I surround myself with old photos and old memories and she is so vibrant, so alive and present in all of them that “was” doesn’t feel quite right. 

When I talk about the things my parents have always shared — their house, at a minimum, but also their friends, their community, their way of being in the world — do I shift to past tense to indicate what’s no longer physically shared? Oh, but it’s all so very shared. Still, actively, right now. 

I scroll through twitter in the morning and see a little moment I might tell her about (the type of exchange that makes up so much of the local politics she loved) and I feel her smile at the comment. I feel how we would have talked about the election we’re in the early days of and I how much would have eaten up all her opinions on it, no matter how humbly they were given. I would have reveled in the soft passion that surely would have flowed through them. I always loved seeing her passion — no, I love seeing her passion, still. I feel the rhythm of her response, the way she would have moved her hands while talking and it fills me up. It makes tears come up again, of course, but it also fills me with warmth. Every part of her fills me with warmth.

See, the tenses are hard. My love for her isn’t in the past, my relationship with her isn’t in the past. It’s right here, right now, filling me up and overflowing out of me. 

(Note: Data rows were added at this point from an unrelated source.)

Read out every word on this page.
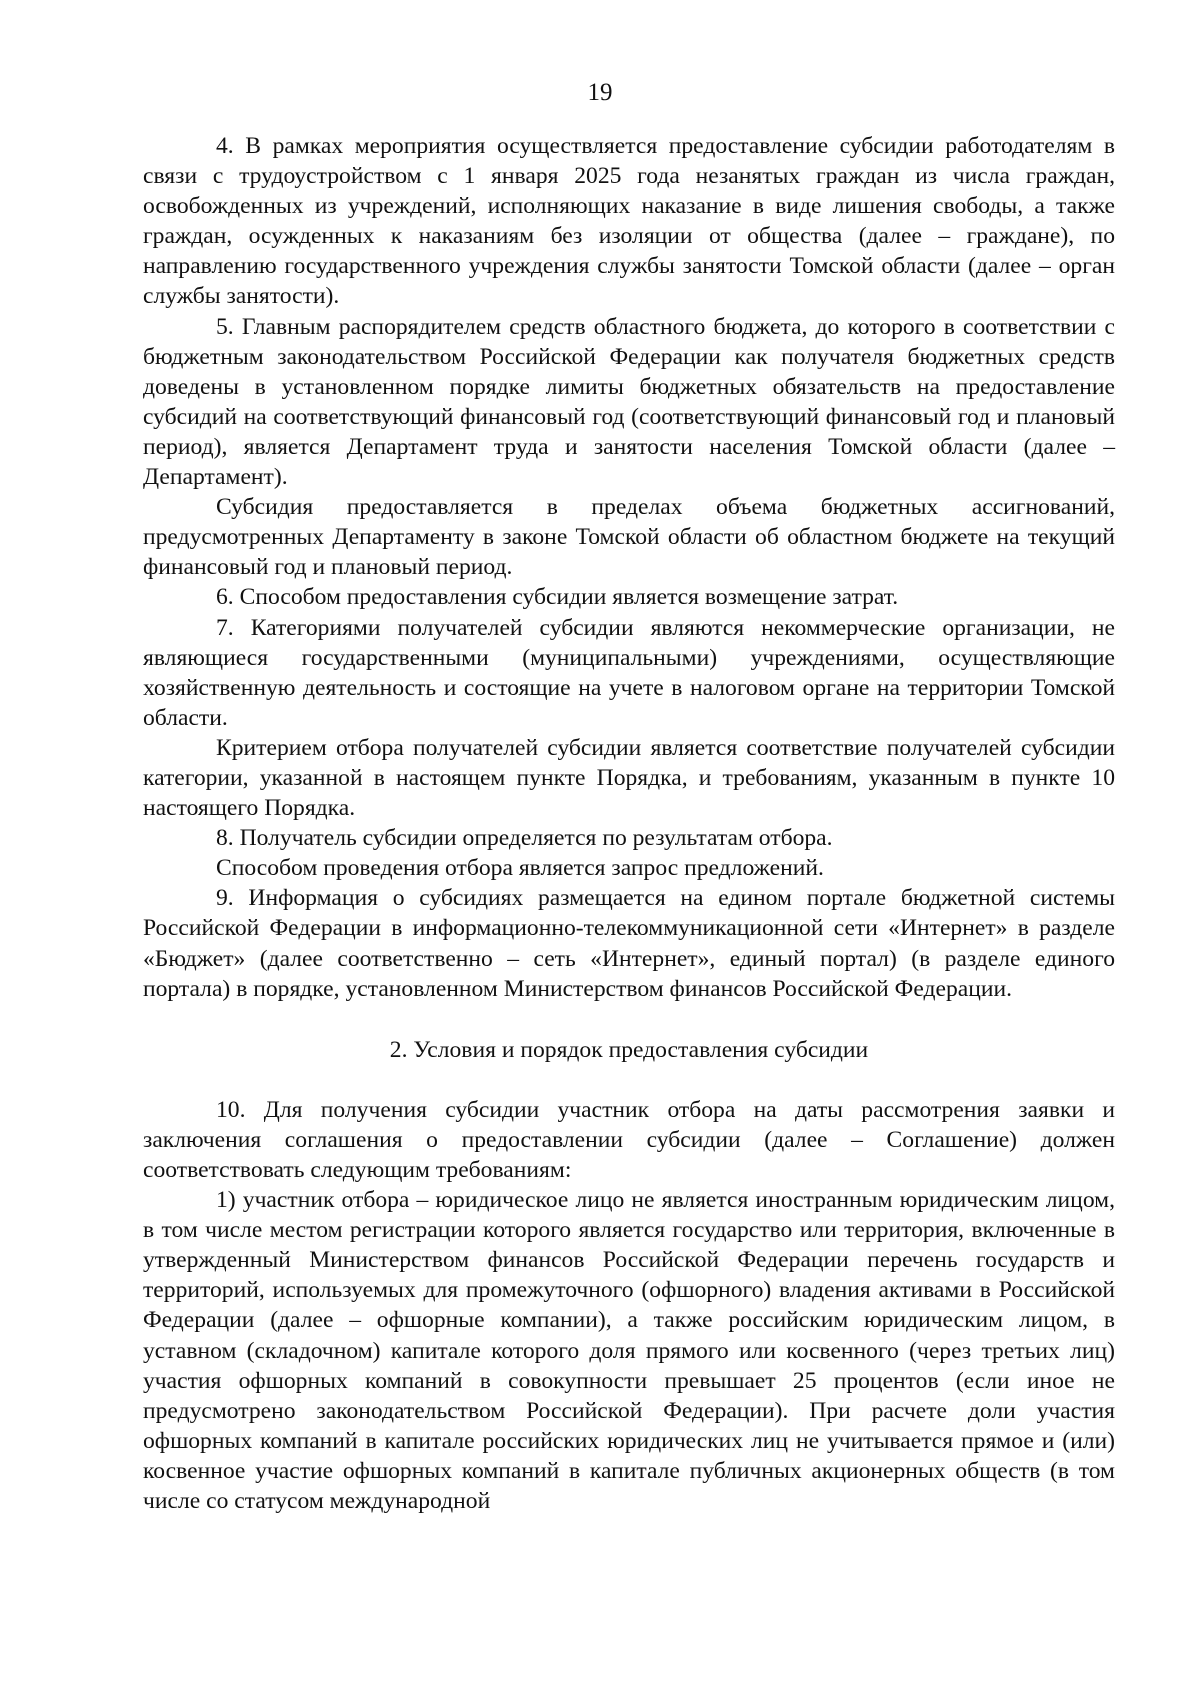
19

4. В рамках мероприятия осуществляется предоставление субсидии работодателям в связи с трудоустройством с 1 января 2025 года незанятых граждан из числа граждан, освобожденных из учреждений, исполняющих наказание в виде лишения свободы, а также граждан, осужденных к наказаниям без изоляции от общества (далее – граждане), по направлению государственного учреждения службы занятости Томской области (далее – орган службы занятости).

5. Главным распорядителем средств областного бюджета, до которого в соответствии с бюджетным законодательством Российской Федерации как получателя бюджетных средств доведены в установленном порядке лимиты бюджетных обязательств на предоставление субсидий на соответствующий финансовый год (соответствующий финансовый год и плановый период), является Департамент труда и занятости населения Томской области (далее – Департамент).

Субсидия предоставляется в пределах объема бюджетных ассигнований, предусмотренных Департаменту в законе Томской области об областном бюджете на текущий финансовый год и плановый период.

6. Способом предоставления субсидии является возмещение затрат.

7. Категориями получателей субсидии являются некоммерческие организации, не являющиеся государственными (муниципальными) учреждениями, осуществляющие хозяйственную деятельность и состоящие на учете в налоговом органе на территории Томской области.

Критерием отбора получателей субсидии является соответствие получателей субсидии категории, указанной в настоящем пункте Порядка, и требованиям, указанным в пункте 10 настоящего Порядка.

8. Получатель субсидии определяется по результатам отбора.

Способом проведения отбора является запрос предложений.

9. Информация о субсидиях размещается на едином портале бюджетной системы Российской Федерации в информационно-телекоммуникационной сети «Интернет» в разделе «Бюджет» (далее соответственно – сеть «Интернет», единый портал) (в разделе единого портала) в порядке, установленном Министерством финансов Российской Федерации.

2. Условия и порядок предоставления субсидии

10. Для получения субсидии участник отбора на даты рассмотрения заявки и заключения соглашения о предоставлении субсидии (далее – Соглашение) должен соответствовать следующим требованиям:

1) участник отбора – юридическое лицо не является иностранным юридическим лицом, в том числе местом регистрации которого является государство или территория, включенные в утвержденный Министерством финансов Российской Федерации перечень государств и территорий, используемых для промежуточного (офшорного) владения активами в Российской Федерации (далее – офшорные компании), а также российским юридическим лицом, в уставном (складочном) капитале которого доля прямого или косвенного (через третьих лиц) участия офшорных компаний в совокупности превышает 25 процентов (если иное не предусмотрено законодательством Российской Федерации). При расчете доли участия офшорных компаний в капитале российских юридических лиц не учитывается прямое и (или) косвенное участие офшорных компаний в капитале публичных акционерных обществ (в том числе со статусом международной
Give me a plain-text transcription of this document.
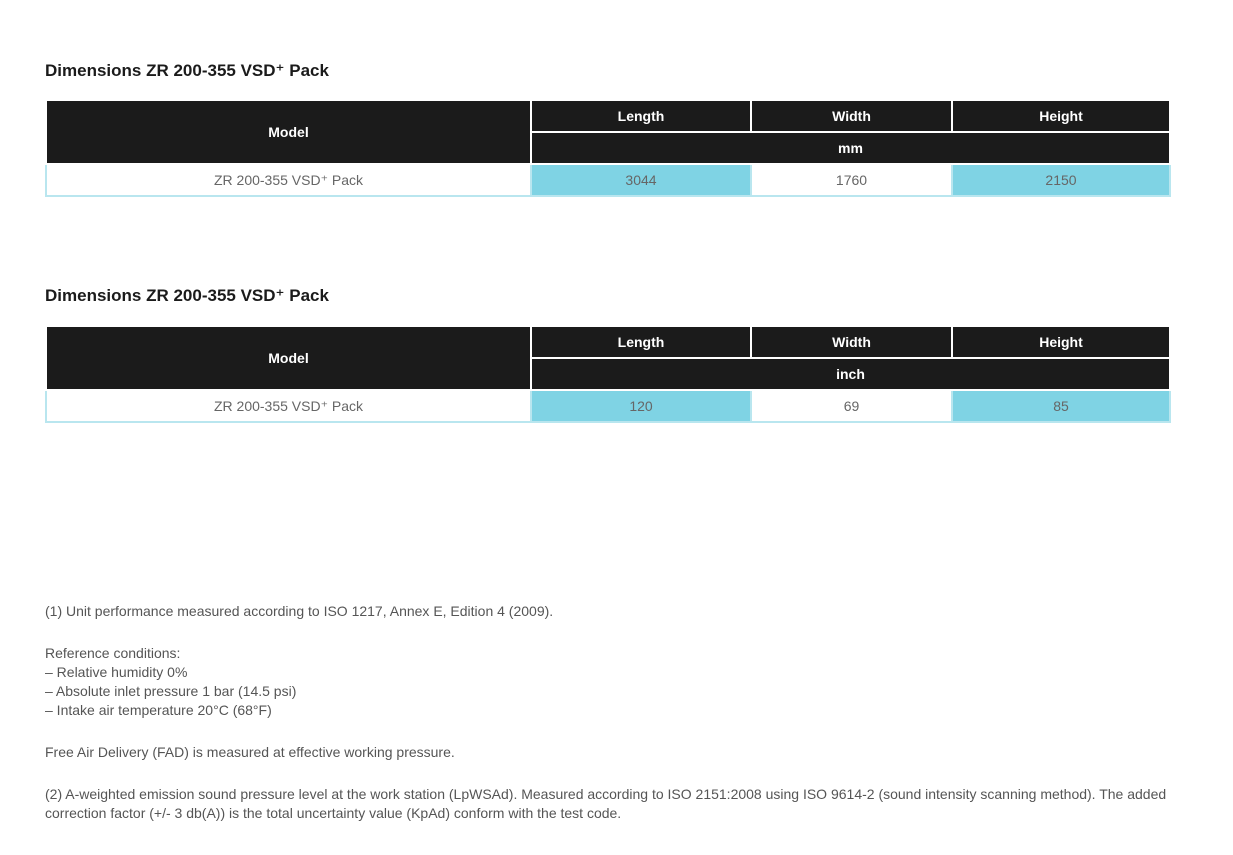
Dimensions ZR 200-355 VSD⁺ Pack
Model	Length	Width	Height
	mm		
ZR 200-355 VSD⁺ Pack	3044	1760	2150
Dimensions ZR 200-355 VSD⁺ Pack
Model	Length	Width	Height
	inch		
ZR 200-355 VSD⁺ Pack	120	69	85

(1) Unit performance measured according to ISO 1217, Annex E, Edition 4 (2009).

Reference conditions:
– Relative humidity 0%
– Absolute inlet pressure 1 bar (14.5 psi)
– Intake air temperature 20°C (68°F)

Free Air Delivery (FAD) is measured at effective working pressure.

(2) A-weighted emission sound pressure level at the work station (LpWSAd). Measured according to ISO 2151:2008 using ISO 9614-2 (sound intensity scanning method). The added correction factor (+/- 3 db(A)) is the total uncertainty value (KpAd) conform with the test code.
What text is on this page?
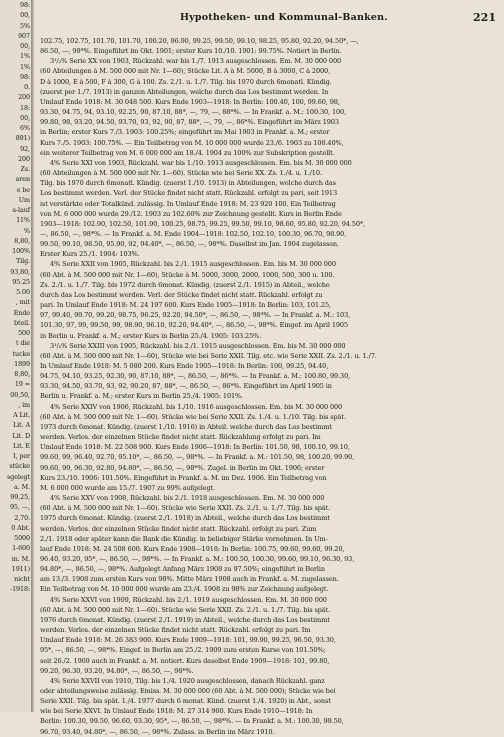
98:
00,
5%
907
00,
1%
1%
98:
0.
200
18:
00,
6%
891)
92,
200
Zs.
aren
e be
Um
a-lauf
11%
%
8,80,
100%
Tilg.
93,80,
95.25
5.00
, mit
Ende
bteil.
500
t die
tucke
1899
8,80,
19 =
00,50,
, im
A Lit.
Lit. A
Lit. D
Lit. E
I, per
stücke
sgelegt
a. M.
99,25,
95, —,
2,70.
0 Abt.
5000
1-600
m. M.
1911)
nicht
-1918:
Hypotheken- und Kommunal-Banken.	221
102.75, 102.75, 101.70, 101.70, 100.20, 96.90, 99.25, 99.50, 99.10, 98.25, 95.80, 92.20, 94.50*, —,
86.50, —, 98*%. Eingeführt im Okt. 1901; erster Kurs 10./10. 1901: 99.75%. Notiert in Berlin.
3¹/₂% Serie XX von 1903, Rückzahl. war bis 1./7. 1913 ausgeschlossen. Em. M. 30 000 000
(60 Abteilungen à M. 500 000 mit Nr. 1—60), Stücke Lit. A à M. 5000, B à 3000, C à 2000,
D à 1000, E à 500, F à 300, G à 100. Zs. 2./1. u. 1./7. Tilg. bis 1970 durch 6monatl. Kündig.
(zuerst per 1./7. 1913) in ganzen Abteilungen, welche durch das Los bestimmt werden. In
Umlauf Ende 1918: M. 30 048 500. Kurs Ende 1903—1918: In Berlin: 100.40, 100, 99.60, 98,
93.30, 94.75, 94, 93.10, 92.25, 90, 87.10, 88*, —, 79, —, 88*%. — In Frankf. a. M.: 100.30, 100,
99.80, 98, 93.20, 94.50, 93.70, 93, 92, 90, 87, 88*, —, 79, —, 86*%. Eingeführt im März 1903
in Berlin; erster Kurs 7./3. 1903: 100.25%; eingeführt im Mai 1903 in Frankf. a. M.; erster
Kurs 7./5. 1903: 100.75%. — Ein Teilbetrag von M. 10 000 000 wurde 23./6. 1903 zu 100.40%,
ein weiterer Teilbetrag von M. 6 000 000 am 18./4. 1904 zu 100% zur Subskription gestellt.
4% Serie XXI von 1903, Rückzahl. war bis 1./10. 1913 ausgeschlossen. Em. bis M. 30 000 000
(60 Abteilungen à M. 500 000 mit Nr. 1—60). Stücke wie bei Serie XX. Zs. 1./4. u. 1./10.
Tilg. bis 1970 durch 6monatl. Kündig. (zuerst 1./10. 1913) in Abteilungen, welche durch das
Los bestimmt werden. Verl. der Stücke findet nicht statt. Rückzahl. erfolgt zu pari, seit 1913
ist verstärkte oder Totalkünd. zulässig. In Umlauf Ende 1918: M. 23 920 100. Ein Teilbetrag
von M. 6 000 000 wurde 29./12. 1903 zu 102.60% zur Zeichnung gestellt. Kurs in Berlin Ende
1903—1918: 102.90, 102.50, 101.90, 100.25, 98.75, 99.25, 99.50, 99.10, 98.60, 95.80, 92.20, 94.50*,
—, 86.50, —, 98*%. — In Frankf. a. M. Ende 1904—1918: 102.50, 102.10, 100.30, 96.70, 98.90,
99.50, 99.10, 98.50, 95.90, 92, 94.40*, —, 86.50, —, 98*%. Daselbst im Jan. 1904 zugelassen.
Erster Kurs 25./1. 1904: 103%.
4% Serie XXII von 1905, Rückzahl. bis 2./1. 1915 ausgeschlossen. Em. bis M. 30 000 000
(60 Abt. à M. 500 000 mit Nr. 1—60), Stücke à M. 5000, 3000, 2000, 1000, 500, 300 u. 100.
Zs. 2./1. u. 1./7. Tilg. bis 1972 durch 6monat. Kündig. (zuerst 2./1. 1915) in Abteil., welche
durch das Los bestimmt werden. Verl. der Stücke findet nicht statt. Rückzahl. erfolgt zu
pari. In Umlauf Ende 1918: M. 24 197 600. Kurs Ende 1905—1918: In Berlin: 103, 101.25,
97, 99.40, 99.70, 99.20, 98.75, 96.25, 92.20, 94.50*, —, 86.50, —, 98*%. — In Frankf. a. M.: 103,
101.30, 97, 99, 99.50, 99, 98.90, 96.10, 92.20, 94.40*, —, 86.50, —, 98*%. Eingef. im April 1905
in Berlin u. Frankf. a. M.; erster Kurs in Berlin 25./4. 1905: 103.25%.
3¹/₂% Serie XXIII von 1905, Rückzahl. bis 2./1. 1915 ausgeschlossen. Em. bis M. 30 000 000
(60 Abt. à M. 500 000 mit Nr. 1—60), Stücke wie bei Serie XXII. Tilg. etc. wie Serie XXII. Zs. 2./1. u. 1./7.
In Umlauf Ende 1918: M. 5 080 200. Kurs Ende 1905—1918: In Berlin: 100, 99.25, 94.40,
94.75, 94.10, 93.25, 92.30, 90, 87.10, 88*, —, 86.50, —, 86*%. — In Frankf. a. M.: 100.80, 99.30,
93.30, 94.50, 93.70, 93, 92, 90.20, 87, 88*, —, 86.50, —, 86*%. Eingeführt im April 1905 in
Berlin u. Frankf. a. M.; erster Kurs in Berlin 25./4. 1905: 101%.
4% Serie XXIV von 1906, Rückzahl. bis 1./10. 1916 ausgeschlossen. Em. bis M. 30 000 000
(60 Abt. à M. 500 000 mit Nr. 1—60). Stücke wie bei Serie XXII. Zs. 1./4. u. 1./10. Tilg. bis spät.
1973 durch 6monat. Kündig. (zuerst 1./10. 1916) in Abteil. welche durch das Los bestimmt
werden. Verlos. der einzelnen Stücke findet nicht statt. Rückzahlung erfolgt zu pari. Im
Umlauf Ende 1918: M. 22 508 900. Kurs Ende 1906—1918: In Berlin: 101.50, 98, 100.10, 99.10,
99.60, 99, 96.40, 92.70, 95.10*, —, 86.50, —, 98*%. — In Frankf. a. M.: 101.50, 98, 100.20, 99.90,
99.60, 99, 96.30, 92.80, 94.80*, —, 86.50, —, 98*%. Zugel. in Berlin im Okt. 1906; erster
Kurs 23./10. 1906: 101.50%. Eingeführt in Frankf. a. M. im Dez. 1906. Ein Teilbetrag von
M. 6 000 000 wurde am 15./7. 1907 zu 99% aufgelegt.
4% Serie XXV von 1908, Rückzahl. bis 2./1. 1918 ausgeschlossen. Em. M. 30 000 000
(60 Abt. à M. 500 000 mit Nr. 1—60). Stücke wie Serie XXII. Zs. 2./1. u. 1./7. Tilg. bis spät.
1975 durch 6monat. Kündig. (zuerst 2./1. 1918) in Abteil., welche durch das Los bestimmt
werden. Verlos. der einzelnen Stücke findet nicht statt. Rückzahl. erfolgt zu pari. Zum
2./1. 1918 oder später kann die Bank die Kündig. in beliebiger Stärke vornehmen. In Um-
lauf Ende 1918: M. 24 508 600. Kurs Ende 1908—1918: In Berlin: 100.75, 99.60, 99.60, 99.20,
96.40, 93.20, 95*, —, 86.50, —, 98*%. — In Frankf. a. M.: 100.50, 100.30, 99.60, 99.10, 96.30, 93,
94.80*, —, 86.50, —, 98*%. Aufgelegt Anfang März 1908 zu 97.50%; eingeführt in Berlin
am 13./3. 1908 zum ersten Kurs von 98%. Mitte März 1908 auch in Frankf. a. M. zugelassen.
Ein Teilbetrag von M. 10 000 000 wurde am 23./4. 1908 zu 98% zur Zeichnung aufgelegt.
4% Serie XXVI von 1909, Rückzahl. bis 2./1. 1919 ausgeschlossen. Em. M. 30 000 000
(60 Abt. à M. 500 000 mit Nr. 1—60). Stücke wie Serie XXII. Zs. 2./1. u. 1./7. Tilg. bis spät.
1976 durch 6monat. Kündig. (zuerst 2./1. 1919) in Abteil., welche durch das Los bestimmt
werden. Verlos. der einzelnen Stücke findet nicht statt. Rückzahl. erfolgt zu pari. Im
Umlauf Ende 1918: M. 26 383 900. Kurs Ende 1909—1918: 101, 99.90, 99.25, 96.50, 93.30,
95*, —, 86.50, —, 98*%. Eingef. in Berlin am 25./2. 1909 zum ersten Kurse von 101.50%;
seit 26./2. 1909 auch in Frankf. a. M. notiert. Kurs daselbst Ende 1909—1918: 101, 99.80,
99.20, 96.30, 93.20, 94.80*, —, 86.50, —, 98*%.
4% Serie XXVII von 1910, Tilg. bis 1./4. 1920 ausgeschlossen, danach Rückzahl. ganz
oder abteilungsweise zulässig. Emiss. M. 30 000 000 (60 Abt. à M. 500 000); Stücke wie bei
Serie XXII. Tilg. bis spät. 1./4. 1977 durch 6 monat. Künd. (zuerst 1./4. 1920) in Abt., sonst
wie bei Serie XXVI. In Umlauf Ende 1918: M. 27 314 900. Kurs Ende 1910—1918: In
Berlin: 100.30, 99.50, 96.60, 93.30, 95*, —, 86.50, —, 98*%. — In Frankf. a. M.: 100.30, 99.50,
96.70, 93.40, 94.80*, —, 86.50, —, 98*%. Zulass. in Berlin im März 1910.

I don’t want it ever to be in the past. 

So forgive me if I slip into “is” sometimes; I promise I’m not deluding myself. I know some parts of linear time are inescapable for everyone. 

But I’m going to hang on as tightly as I can to the parts that aren’t. How does that poem go?

I AM PLEASED TO TELL YOU, Mary Oliver

Mr. Death, I am pleased to tell you, there
are rifts in your long black coat. Today
Rumi (obit. 1273) came visiting, and not for
the first time. True he didn’t speak with
his tongue but from memory, and whether
he was short or tall I still don’t know.
But he was as real at the tree I was 
under. Just because something’s physical
doesn’t mean it’s the greatest. He
offered a poem or two, then sauntered on.
I sat awhile feeling content and feeling
contentment in the tree also. Isn’t
everything in the world shared? And one
of the poems contained a tree, so of
course the tree felt included. That’s
Rumi, who has no trouble slipping out of
your long coat, oh Mr. Death.

Oh, Mr. Death. Please never mend the rifts in your long black coat. I need her too much to never have her visit again.